Closed m-stein closed 5 months ago
@chelmuth I've tried to test this one as good as possible and would recommend it for the release: 28024b7203 Revert "nic_router: incremental L4 checksum updates"
@m-stein To answer our open question from yesterday: Linux TCP/IP statistics can be accessed by the follwing command lines.
netstat --statistics
nstat -sz
nstat -sz |& grep -i err
@m-stein do you see any chance to address this issue after the Sculpt 24.04 release (or at least update with your current findings)?
My plan is to finish the work at the File Vault next week. Should I prioritize this issue next?
Let's discuss the list of open issues offline for prioritization.
If you tackle this issue I'd appreciate a unit/stand-alone test of the implementation, which should be not much effort. Wireshark/pcap may be handy.
I played around with tshark, tcpdump, trafgen, randpkt and the trace_recorder_pcapng test this morning. I managed to write a short test that detects bad checksums captured in a nic_router scenario and learned in principle how to generate random but valid traffic. Now I'm a bit uncertain in which direction to proceed. One way would be to set up a real-world scenario (with nic_router) that generates diverse but reproducible traffic that we capture. Alternatively, we could generate random, valid packets with lx tooling and write a test component that updates the packet checksums both completely and incrementally with our algorithms (no nic_router). I assume that reading pcap into session packets shouldn't be too complicated. Any opinions?
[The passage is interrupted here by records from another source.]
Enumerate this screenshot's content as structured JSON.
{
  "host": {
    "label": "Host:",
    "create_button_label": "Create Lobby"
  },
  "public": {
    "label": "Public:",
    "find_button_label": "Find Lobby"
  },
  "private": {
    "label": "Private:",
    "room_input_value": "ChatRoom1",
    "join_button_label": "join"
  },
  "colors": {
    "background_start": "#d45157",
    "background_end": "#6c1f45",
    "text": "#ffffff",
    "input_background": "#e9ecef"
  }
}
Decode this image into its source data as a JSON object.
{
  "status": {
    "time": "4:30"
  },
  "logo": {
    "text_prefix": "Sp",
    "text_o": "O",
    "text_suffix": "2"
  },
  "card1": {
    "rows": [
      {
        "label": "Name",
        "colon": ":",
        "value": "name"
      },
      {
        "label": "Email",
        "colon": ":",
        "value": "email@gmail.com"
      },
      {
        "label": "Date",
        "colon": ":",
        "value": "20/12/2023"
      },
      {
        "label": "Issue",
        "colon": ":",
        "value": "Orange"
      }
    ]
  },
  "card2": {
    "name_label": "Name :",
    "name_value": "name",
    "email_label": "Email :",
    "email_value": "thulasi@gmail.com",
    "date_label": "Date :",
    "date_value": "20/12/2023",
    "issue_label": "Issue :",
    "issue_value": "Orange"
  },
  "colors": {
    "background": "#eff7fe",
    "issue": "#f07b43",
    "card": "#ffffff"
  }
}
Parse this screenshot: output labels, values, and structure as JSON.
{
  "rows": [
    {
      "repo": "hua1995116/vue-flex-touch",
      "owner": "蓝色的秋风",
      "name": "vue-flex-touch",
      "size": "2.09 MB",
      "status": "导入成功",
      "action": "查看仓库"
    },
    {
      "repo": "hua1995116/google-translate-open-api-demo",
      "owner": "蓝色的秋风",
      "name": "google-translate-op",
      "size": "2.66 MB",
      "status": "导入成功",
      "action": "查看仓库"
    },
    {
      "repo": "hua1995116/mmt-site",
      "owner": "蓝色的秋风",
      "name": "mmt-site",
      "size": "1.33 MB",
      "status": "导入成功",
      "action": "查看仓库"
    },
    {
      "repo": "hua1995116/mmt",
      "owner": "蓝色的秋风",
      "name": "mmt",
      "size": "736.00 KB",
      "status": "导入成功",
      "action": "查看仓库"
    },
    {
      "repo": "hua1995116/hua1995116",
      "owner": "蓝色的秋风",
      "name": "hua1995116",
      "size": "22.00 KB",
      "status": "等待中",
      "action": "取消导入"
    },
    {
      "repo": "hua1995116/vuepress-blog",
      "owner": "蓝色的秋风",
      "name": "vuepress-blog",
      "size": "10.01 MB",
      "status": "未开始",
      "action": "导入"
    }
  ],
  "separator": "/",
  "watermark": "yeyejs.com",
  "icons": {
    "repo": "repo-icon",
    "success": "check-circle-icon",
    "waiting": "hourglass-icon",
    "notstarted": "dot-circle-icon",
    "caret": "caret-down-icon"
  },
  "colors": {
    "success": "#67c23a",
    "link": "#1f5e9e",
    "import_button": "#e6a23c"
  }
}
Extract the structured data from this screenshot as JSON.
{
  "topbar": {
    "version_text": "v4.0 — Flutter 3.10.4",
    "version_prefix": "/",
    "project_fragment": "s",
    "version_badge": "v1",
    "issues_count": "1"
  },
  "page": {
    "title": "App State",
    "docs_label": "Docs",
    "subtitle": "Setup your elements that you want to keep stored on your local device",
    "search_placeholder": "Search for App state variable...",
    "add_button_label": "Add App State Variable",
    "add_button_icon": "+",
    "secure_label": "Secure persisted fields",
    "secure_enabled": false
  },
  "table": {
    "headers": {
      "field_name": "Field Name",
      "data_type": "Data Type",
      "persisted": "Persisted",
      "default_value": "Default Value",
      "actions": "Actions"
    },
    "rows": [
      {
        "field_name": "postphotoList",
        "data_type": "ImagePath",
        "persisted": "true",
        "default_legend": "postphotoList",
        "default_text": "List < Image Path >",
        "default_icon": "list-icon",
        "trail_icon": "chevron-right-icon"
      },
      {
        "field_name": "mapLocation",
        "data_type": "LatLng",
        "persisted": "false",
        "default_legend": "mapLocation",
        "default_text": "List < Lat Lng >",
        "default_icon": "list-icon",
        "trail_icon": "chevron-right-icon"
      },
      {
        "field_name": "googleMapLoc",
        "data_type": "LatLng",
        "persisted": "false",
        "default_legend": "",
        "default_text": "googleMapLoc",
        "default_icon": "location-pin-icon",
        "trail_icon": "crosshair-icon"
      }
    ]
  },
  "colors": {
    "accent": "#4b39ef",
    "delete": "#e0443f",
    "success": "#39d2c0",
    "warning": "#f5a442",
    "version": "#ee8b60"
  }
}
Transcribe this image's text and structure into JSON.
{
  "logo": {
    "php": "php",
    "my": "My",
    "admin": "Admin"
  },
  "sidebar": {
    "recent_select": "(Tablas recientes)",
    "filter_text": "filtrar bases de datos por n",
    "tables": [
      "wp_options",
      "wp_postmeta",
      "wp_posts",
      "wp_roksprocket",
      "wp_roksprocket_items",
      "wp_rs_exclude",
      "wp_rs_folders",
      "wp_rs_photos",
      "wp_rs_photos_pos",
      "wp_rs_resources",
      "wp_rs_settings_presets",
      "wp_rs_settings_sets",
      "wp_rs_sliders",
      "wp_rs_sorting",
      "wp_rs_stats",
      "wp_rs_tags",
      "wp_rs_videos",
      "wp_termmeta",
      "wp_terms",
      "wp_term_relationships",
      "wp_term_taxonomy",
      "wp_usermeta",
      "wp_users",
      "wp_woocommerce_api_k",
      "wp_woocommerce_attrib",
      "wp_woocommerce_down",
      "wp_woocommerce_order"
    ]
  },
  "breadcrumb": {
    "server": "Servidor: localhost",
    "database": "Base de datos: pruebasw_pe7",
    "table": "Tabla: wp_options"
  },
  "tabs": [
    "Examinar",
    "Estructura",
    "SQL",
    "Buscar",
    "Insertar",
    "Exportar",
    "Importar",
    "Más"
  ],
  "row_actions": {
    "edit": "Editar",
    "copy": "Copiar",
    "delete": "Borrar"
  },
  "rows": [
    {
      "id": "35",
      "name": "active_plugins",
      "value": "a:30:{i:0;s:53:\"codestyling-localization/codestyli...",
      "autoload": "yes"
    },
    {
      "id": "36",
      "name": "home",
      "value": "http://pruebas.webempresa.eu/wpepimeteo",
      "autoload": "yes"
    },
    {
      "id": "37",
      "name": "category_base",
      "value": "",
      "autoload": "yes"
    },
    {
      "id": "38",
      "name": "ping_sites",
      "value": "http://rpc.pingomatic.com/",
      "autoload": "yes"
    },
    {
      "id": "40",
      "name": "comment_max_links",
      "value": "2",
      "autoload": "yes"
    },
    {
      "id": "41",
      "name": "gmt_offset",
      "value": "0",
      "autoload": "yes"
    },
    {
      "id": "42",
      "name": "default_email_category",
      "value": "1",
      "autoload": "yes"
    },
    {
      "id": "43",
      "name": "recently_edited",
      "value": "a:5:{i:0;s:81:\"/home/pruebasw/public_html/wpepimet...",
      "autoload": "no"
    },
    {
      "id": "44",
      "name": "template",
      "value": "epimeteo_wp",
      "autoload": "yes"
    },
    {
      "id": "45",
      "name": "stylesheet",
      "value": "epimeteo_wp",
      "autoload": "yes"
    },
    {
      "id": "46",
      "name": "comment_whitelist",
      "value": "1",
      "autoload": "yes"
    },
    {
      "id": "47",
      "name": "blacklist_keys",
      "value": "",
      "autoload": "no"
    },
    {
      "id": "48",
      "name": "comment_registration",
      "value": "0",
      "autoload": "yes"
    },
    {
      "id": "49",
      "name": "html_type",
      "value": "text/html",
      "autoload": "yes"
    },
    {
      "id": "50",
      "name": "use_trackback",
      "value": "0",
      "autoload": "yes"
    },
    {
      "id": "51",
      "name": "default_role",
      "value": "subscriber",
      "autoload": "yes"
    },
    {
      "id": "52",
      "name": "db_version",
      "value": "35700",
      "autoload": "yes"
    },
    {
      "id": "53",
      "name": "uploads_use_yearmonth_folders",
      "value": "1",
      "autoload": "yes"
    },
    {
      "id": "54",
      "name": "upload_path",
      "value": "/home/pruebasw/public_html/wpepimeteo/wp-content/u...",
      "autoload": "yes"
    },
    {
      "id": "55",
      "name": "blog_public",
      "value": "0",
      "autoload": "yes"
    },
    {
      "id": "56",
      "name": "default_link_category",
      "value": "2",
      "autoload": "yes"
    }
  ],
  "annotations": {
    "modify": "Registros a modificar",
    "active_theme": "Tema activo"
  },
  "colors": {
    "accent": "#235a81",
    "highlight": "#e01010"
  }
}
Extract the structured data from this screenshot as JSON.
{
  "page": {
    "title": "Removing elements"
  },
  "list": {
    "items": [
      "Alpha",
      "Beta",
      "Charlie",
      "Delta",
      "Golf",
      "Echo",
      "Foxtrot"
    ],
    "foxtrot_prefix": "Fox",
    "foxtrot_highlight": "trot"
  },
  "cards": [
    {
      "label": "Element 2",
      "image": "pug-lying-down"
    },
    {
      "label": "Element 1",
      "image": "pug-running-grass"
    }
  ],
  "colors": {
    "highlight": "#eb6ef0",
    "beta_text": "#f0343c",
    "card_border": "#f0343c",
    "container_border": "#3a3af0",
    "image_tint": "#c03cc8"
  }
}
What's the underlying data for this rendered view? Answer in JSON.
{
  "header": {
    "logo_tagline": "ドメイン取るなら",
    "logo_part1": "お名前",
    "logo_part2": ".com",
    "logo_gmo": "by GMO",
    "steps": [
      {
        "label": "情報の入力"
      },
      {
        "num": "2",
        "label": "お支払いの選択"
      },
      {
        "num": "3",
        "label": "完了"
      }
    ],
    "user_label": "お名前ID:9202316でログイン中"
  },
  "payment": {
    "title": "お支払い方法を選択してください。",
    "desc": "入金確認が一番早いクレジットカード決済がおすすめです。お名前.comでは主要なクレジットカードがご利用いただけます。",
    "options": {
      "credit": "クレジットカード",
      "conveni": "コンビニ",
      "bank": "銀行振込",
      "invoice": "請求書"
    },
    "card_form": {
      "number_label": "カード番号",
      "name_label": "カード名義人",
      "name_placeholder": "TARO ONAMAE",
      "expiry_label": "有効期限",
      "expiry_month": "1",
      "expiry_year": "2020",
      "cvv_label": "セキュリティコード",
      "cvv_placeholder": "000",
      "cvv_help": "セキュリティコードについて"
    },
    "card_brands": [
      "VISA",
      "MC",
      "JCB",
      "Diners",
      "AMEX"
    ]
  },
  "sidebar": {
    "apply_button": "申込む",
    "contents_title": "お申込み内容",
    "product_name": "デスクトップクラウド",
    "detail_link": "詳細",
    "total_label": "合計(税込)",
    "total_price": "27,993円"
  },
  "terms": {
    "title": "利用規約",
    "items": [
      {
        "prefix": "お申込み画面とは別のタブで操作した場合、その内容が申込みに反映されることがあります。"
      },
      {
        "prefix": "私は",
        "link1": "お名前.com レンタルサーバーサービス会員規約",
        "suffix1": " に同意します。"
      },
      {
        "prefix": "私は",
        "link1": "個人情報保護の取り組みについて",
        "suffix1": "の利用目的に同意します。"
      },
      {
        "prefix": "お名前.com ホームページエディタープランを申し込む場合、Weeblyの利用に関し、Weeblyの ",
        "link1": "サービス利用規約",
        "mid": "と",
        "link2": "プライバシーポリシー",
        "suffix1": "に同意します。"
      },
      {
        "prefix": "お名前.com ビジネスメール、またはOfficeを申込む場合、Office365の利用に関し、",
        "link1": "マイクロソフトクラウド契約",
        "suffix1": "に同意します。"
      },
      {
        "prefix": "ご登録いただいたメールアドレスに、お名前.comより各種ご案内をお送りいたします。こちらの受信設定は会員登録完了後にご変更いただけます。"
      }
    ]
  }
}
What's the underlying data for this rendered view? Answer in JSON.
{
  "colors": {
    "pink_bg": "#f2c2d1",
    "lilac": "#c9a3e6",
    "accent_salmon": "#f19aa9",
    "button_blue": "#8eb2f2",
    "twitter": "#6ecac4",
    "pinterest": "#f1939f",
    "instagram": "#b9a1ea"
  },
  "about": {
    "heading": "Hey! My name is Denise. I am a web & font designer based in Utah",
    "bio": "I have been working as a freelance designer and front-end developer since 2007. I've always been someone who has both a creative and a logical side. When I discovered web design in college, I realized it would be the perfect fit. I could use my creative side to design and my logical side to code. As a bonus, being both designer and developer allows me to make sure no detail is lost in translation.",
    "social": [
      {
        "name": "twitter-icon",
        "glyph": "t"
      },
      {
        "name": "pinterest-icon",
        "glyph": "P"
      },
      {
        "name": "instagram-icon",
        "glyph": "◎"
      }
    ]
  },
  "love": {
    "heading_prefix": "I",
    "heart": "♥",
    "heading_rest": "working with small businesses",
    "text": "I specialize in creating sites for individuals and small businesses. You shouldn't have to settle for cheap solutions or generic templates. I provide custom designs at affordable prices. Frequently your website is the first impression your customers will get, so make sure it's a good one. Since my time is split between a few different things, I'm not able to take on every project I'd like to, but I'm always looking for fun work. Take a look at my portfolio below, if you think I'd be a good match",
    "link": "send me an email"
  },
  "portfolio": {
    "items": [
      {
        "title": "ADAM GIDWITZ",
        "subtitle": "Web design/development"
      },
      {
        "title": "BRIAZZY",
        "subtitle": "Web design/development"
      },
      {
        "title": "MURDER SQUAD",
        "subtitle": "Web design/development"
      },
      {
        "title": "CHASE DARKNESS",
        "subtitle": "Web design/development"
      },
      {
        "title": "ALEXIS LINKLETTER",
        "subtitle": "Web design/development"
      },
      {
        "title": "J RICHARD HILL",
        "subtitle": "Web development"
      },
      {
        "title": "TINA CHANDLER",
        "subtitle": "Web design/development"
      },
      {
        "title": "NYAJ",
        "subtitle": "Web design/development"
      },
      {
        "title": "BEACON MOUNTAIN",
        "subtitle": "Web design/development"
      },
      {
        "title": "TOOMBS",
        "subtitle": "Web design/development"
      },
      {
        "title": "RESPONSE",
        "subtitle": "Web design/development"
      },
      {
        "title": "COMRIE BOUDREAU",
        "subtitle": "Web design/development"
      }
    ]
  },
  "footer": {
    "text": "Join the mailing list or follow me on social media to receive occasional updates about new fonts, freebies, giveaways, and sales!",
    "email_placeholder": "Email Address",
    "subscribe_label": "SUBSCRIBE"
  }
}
In my opinion, a unit test of the algorithms suffices as this was missing in the past and let to a broken component. The issue was unnoticed for a while and only discovered in @skalk's TFTP redirection scenario. My intention is to avoid repeating this sloppiness.
@chelmuth Commit d96632ab29 implements the unit test.
@m-stein the run script reproducibly fails for SEED=2812065779
and SEED=991351508
like follows (current staging).
Error: number of checksums in bin/internet_checksum_dir/output.pcap (20001) differs from number of checked checksums (20000)
bin/internet_checksum_dir/tmp contains the following line (which is missing with other seeds).
[Checksum Status: Unverified]
The culprit seems to be the following packet in output.pcap.
Stream Control Transmission Protocol, Src Port: 22000 (22000), Dst Port: 38895 (38895)
Source port: 22000
Destination port: 38895
Verification tag: 0x37b485bf
Checksum: 0x838f40f9 [unverified]
[Checksum Status: Unverified]
SCTP?
tshark -o ip.check_checksum:TRUE -o tcp.check_checksum:TRUE -o udp.check_checksum:TRUE -O ip,udp,tcp,icmp -r bin/input.pcap
skips all non-listed protocols and works for the seeds above. @m-stein does this reflect your intentions?
@chelmuth This looks good to me! Thanks a lot! I also tried to better tailor the output but could not find a way.
What is the status of this issue?
The internet_checksum test attests that the current state works as intended. Currently, there are no concrete plans to revive incremental checksum update.
So, may I close it?
@skalk reported that he cannot fetch a file via TFTP within uboot on our iMX8 test board if the file is provided by his Sculpt 22.10 Debian 11 VM. However, the fetch works fine if the server is on a non-Sculpt machine or a machine with an older Sculpt version. We found that the UDP checksum of the initial TFTP request is broken when it arrives in the VM on Sculpt 22.10 while on Sculpt 22.04 the checksum is fine.
This leads to the conclusion that https://github.com/genodelabs/genode/commit/9a37ccfe291508c5199e10813117b16a5766ff44, although correct for most cases, has a corner case that is broken and that is triggered in this exact TFTP scenario.